This is the latest from The Bluesmobile’s C.C. Rider, who spends her life venerating the founding fathers of the blues. She’s walked the crooked highways of this singing country to resurrect the voices of the past. With the dirt of the Delta on her hands, she sleeps in the shadow of the giants on whose shoulders popular music now stands.
The Sampling of Prison Worksongs in Hip Hop and Dance Music
Take a listen to this and tell me it doesn’t remind you of modern rap and hiphop. It’s one of many tracks recorded in the forties at Parchman Farm, Mississippi, by folklorist Alan Lomax. Music that can be traced directly to the songs sung by American slaves as they worked the fields. In that sense, these prison songs are the closest thing we’ve got to slave hollers—the heart and soul of the blues. It’s the oldest African American music. Which is why on her recent groundbreaking Lemonade, Beyoncé samples the prison song “Stewball.” Cause among other things, that album’s all about what it means to be black in America.
You’ve heard other Prison songs too. That mega dance hit from the early 90’s, a remix of a ‘70s rock track, “Black Betty”? A worksong first recorded in a Texas prison in 1933. Black Betty—by the way isn’t a person. She’s the whip.

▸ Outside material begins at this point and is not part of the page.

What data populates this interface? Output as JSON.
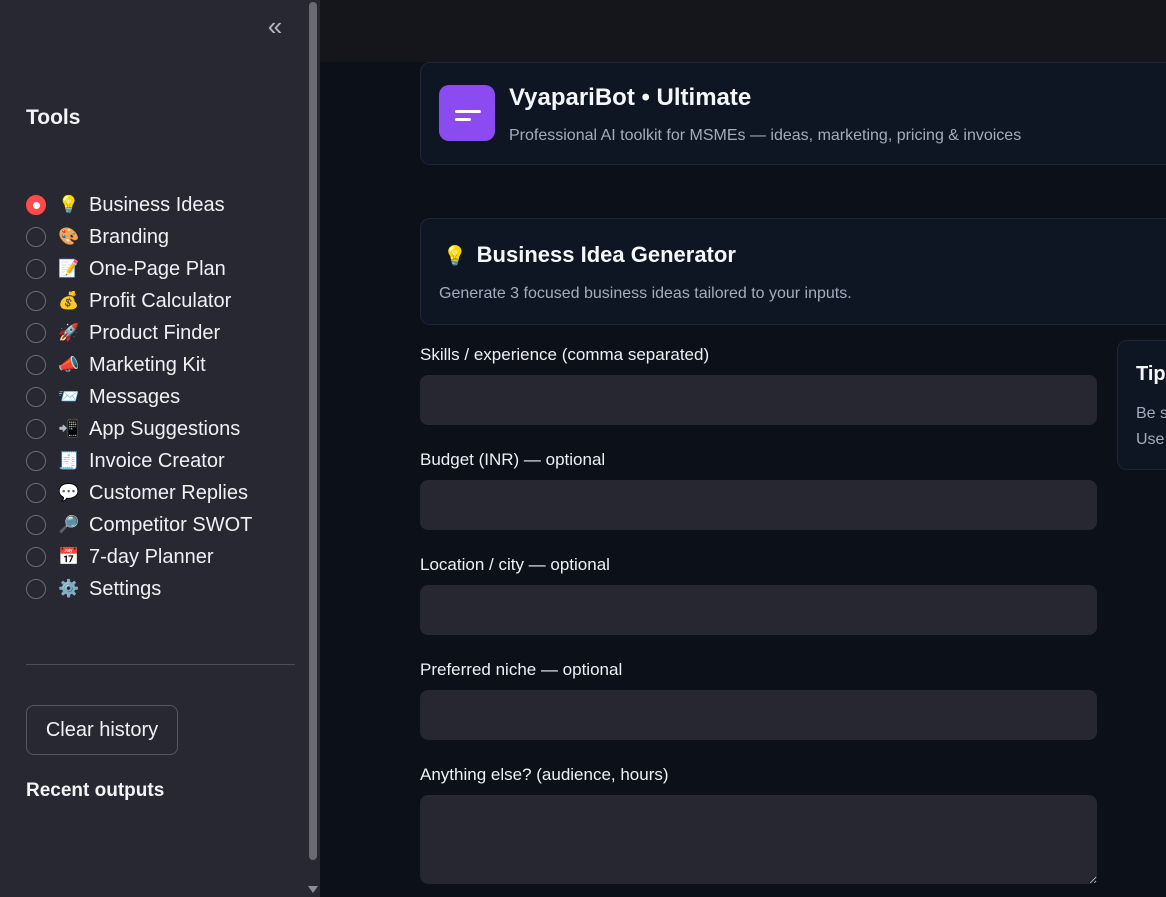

And if you listen to the originals, it’s pretty easy to see why they’d be a gold mine for hip-hop and dance samples. The vocals are on fire, the rhythms, kept by chains and axes, are incredible. And they’re run through with the same spirit that makes modern hip-hop what it is. If you’ve been anywhere near a radio blasting top 40 in the past couple of years, you’ve probably heard this song. Really big hit. A track by British DJ/producer David Guetta, featuring rappers Nicki Minaj and Afrojack. The real power in that song is the “hook”—the “be my woman…” part. That hook is a sample from the Parchman farm recordings. And those voices? You guessed it. Convicts. The song’s called “Rosie,” about a local gal who’d hang around the prison. Sung by a group of axe-wielding prisoners, lead by a prisoner nicknamed 22.